Reviews and entertainment articles by Dave Simpson
Marvel’s man without fear is back for another thirteen episodes of crime fighting frolics following his much lauded debut on Netflix last year. Featuring the return of the core cast as well as introducing more fan favourites, Daredevil’s second small screen outing is certainly exciting, even if it does have a few flaws.
The plot picks up where it left off last season. Archenemy Wilton Fisk is behind bars, but that doesn’t mean that the streets are safe. Some spectres from Matt Murdock’s past have descended upon Hell’s Kitchen and are out to cause chaos for the attorney turned hero and his closest confidantes.

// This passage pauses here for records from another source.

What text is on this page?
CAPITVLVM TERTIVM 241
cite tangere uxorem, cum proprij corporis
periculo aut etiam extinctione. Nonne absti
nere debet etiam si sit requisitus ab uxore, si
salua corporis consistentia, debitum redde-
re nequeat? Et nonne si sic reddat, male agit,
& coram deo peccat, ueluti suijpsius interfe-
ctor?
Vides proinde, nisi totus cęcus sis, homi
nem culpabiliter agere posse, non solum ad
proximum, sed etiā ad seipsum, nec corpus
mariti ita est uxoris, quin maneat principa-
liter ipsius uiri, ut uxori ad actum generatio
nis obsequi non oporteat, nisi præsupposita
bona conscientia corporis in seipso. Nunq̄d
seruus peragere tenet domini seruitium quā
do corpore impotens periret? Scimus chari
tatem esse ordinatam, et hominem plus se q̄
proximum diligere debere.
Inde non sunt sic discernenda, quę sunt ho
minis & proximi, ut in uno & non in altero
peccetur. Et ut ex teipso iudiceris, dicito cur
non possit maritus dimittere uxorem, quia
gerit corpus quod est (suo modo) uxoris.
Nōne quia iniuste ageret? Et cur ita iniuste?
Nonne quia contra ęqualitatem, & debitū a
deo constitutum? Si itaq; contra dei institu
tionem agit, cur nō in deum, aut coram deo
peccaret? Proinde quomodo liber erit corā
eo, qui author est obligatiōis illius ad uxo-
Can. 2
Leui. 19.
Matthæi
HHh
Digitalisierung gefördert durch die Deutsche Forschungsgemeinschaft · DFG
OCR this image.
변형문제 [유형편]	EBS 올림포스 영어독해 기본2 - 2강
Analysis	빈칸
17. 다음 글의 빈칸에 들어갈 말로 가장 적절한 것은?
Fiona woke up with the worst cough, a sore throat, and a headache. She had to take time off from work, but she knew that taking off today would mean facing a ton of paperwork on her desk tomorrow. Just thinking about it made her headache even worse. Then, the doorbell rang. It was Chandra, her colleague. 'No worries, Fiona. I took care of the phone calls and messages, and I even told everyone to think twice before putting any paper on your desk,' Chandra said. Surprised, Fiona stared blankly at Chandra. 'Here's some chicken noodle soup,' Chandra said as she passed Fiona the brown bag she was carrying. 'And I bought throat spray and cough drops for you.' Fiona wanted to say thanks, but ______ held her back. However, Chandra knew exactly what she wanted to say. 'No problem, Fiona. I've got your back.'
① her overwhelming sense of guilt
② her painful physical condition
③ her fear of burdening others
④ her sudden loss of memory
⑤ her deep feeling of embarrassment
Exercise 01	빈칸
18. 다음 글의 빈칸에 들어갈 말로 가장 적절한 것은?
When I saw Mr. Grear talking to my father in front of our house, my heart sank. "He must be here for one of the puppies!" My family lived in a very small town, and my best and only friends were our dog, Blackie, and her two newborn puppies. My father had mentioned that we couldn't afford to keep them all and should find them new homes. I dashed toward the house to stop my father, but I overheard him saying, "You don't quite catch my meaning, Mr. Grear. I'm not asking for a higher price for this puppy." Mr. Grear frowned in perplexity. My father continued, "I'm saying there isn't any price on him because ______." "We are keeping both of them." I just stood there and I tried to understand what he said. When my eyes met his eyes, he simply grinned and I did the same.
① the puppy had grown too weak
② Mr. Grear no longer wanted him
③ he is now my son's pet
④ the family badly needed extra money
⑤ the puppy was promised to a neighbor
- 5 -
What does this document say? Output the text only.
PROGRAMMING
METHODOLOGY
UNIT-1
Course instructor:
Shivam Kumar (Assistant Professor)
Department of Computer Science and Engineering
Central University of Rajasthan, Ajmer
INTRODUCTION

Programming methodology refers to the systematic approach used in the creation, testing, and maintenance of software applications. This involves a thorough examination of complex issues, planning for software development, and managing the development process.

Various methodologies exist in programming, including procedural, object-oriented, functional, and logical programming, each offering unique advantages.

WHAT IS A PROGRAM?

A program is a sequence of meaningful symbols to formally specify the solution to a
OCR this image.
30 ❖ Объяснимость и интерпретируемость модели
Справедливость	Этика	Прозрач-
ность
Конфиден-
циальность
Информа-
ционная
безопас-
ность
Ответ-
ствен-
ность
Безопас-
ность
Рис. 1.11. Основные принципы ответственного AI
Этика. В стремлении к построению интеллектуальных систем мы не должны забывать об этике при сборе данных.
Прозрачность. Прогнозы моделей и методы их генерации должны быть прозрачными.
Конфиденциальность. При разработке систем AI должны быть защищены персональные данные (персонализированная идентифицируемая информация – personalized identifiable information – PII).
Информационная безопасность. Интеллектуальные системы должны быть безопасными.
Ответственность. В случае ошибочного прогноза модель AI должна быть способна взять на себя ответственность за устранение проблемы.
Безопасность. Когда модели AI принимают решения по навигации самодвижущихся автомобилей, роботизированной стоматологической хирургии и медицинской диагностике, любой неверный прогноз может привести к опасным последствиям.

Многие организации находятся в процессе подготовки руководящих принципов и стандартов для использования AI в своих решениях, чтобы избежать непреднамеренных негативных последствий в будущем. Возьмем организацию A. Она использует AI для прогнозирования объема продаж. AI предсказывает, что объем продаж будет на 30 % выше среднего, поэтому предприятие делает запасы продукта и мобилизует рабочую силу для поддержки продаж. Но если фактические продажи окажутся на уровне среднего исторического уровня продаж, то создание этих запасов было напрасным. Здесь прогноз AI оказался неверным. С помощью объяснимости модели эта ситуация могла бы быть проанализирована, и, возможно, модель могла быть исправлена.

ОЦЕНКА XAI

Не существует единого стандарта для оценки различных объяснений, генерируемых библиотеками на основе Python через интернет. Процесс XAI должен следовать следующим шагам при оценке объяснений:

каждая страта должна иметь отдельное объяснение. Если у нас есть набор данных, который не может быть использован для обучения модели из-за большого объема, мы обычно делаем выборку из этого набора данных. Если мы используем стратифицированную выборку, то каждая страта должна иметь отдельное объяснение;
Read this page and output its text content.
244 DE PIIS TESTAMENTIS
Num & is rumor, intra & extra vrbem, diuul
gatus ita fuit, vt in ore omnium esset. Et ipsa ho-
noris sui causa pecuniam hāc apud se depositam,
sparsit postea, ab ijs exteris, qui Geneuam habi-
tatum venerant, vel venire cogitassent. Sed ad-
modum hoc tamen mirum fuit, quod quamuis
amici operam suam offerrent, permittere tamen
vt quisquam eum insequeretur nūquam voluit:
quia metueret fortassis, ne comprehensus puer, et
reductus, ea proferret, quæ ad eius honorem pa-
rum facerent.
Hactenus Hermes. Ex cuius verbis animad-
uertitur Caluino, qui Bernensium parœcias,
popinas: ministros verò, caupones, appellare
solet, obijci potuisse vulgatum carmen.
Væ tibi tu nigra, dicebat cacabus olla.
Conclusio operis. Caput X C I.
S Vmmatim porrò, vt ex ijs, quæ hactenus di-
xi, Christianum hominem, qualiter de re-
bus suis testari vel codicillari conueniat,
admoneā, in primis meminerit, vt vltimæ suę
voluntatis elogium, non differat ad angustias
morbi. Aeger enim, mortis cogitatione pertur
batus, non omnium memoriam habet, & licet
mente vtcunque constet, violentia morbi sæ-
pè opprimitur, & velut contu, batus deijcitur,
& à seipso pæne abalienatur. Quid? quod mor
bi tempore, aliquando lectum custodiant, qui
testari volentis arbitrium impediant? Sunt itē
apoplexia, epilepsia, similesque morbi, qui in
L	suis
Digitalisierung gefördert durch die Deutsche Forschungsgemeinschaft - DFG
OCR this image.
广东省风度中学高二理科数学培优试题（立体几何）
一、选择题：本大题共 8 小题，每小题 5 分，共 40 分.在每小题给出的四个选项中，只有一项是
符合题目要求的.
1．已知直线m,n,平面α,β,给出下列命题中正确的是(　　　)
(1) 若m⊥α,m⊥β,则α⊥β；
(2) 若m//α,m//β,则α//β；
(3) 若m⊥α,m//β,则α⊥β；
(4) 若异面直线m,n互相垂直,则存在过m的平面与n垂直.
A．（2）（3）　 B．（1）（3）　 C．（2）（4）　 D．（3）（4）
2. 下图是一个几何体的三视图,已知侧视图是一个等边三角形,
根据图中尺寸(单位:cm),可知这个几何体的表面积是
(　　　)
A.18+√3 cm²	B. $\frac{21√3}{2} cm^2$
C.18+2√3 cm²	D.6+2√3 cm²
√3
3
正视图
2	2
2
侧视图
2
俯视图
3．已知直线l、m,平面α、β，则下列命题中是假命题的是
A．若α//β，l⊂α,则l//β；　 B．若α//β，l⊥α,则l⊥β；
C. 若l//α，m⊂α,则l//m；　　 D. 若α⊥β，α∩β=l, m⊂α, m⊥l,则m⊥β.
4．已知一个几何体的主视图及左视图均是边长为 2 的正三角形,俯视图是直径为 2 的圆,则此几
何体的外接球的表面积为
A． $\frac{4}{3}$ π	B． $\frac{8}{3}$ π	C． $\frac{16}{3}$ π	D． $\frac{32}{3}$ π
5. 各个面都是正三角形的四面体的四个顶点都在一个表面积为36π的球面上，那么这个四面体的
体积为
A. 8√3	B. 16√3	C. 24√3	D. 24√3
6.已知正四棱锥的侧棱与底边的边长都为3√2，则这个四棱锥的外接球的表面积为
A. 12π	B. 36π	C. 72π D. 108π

Expanding the cast to include Elektra and the Punisher brings a lot to the table in terms of drama and development. Each of them acts as a catalyst for arcs that add extra layers to the character of Daredevil and the show as a whole. However, the way in which their respective plots go off in different directions makes the season feel fractured and unfocused at times. As narratives unto to themselves, what happens with both characters is well executed and compelling, but it would have been more satisfying had their stories integrated a bit better.
That’s not to say the show is any less enjoyable this time around though. Daredevil definitely delivers another relentlessly entertaining thirteen hours of television. The action is especially impressive, far surpassing the preceding season when it comes to aesthetic and spectacle. Highlights include a superb stairwell skirmish and a confrontation between the Punisher and a pack of prisoners.
All of the central characters, whether familiar or fresh, are very well written too. Everyone fulfils a purpose, even if all of their threads don’t intertwine with one another.
Charlie Cox is magnificent again, putting in a powerful performance as the titular character. The amount of charm and poise with which he endows Matt Murdock makes him a hero in whom it is extremely easy to invest.
Elden Henson is also likable as Murdock’s best friend/business partner Foggy Nelson, but the downward turn their relationship eventually takes feels played out and repetitive. It only serves to harm Foggy as a character, even if his issues are justified.
Exploring the romantic feelings between Murdock and Karen Page doesn’t work as well as it could have either. The main reason for this is that Karen ends up having better chemistry with Frank Castle, while Murdock has a better back and forth with Elektra.
Speaking of the exotic assassin, she’s something of an acquired taste here. Élodie Yung does a good job of conveying the character’s quirkiness, but it can be irksome during her initial appearances. It’s when her background begins to be revealed and she starts to show her more serious side that Elektra really starts to get intriguing. She also facilitates some excellent action scenes for Daredevil.
As talented as the rest of the cast are though, it is without a doubt Jon Bernthal that steals the show with his mind-blowing portrayal of the Punisher. While he’s involved in some absolutely exhilarating set-pieces, it’s during the more emotional moments delving into Frank Castle’s psyche that Bernthal is at his best. The intensity of his acting in these instances is simply astounding. This is inarguably the most human version of the vengeful vigilante to appear onscreen to date and he needs his own spinoff ASAP.
It might not be as perfect as its previous season and the lack of unity between individual arcs can occasionally disrupt the flow of events, but Daredevil’s sophomore year is still a cut above most other shows on the air at the moment. With complex characters, riveting action and engrossing stories, each episode should leave viewers dying to dive into the next.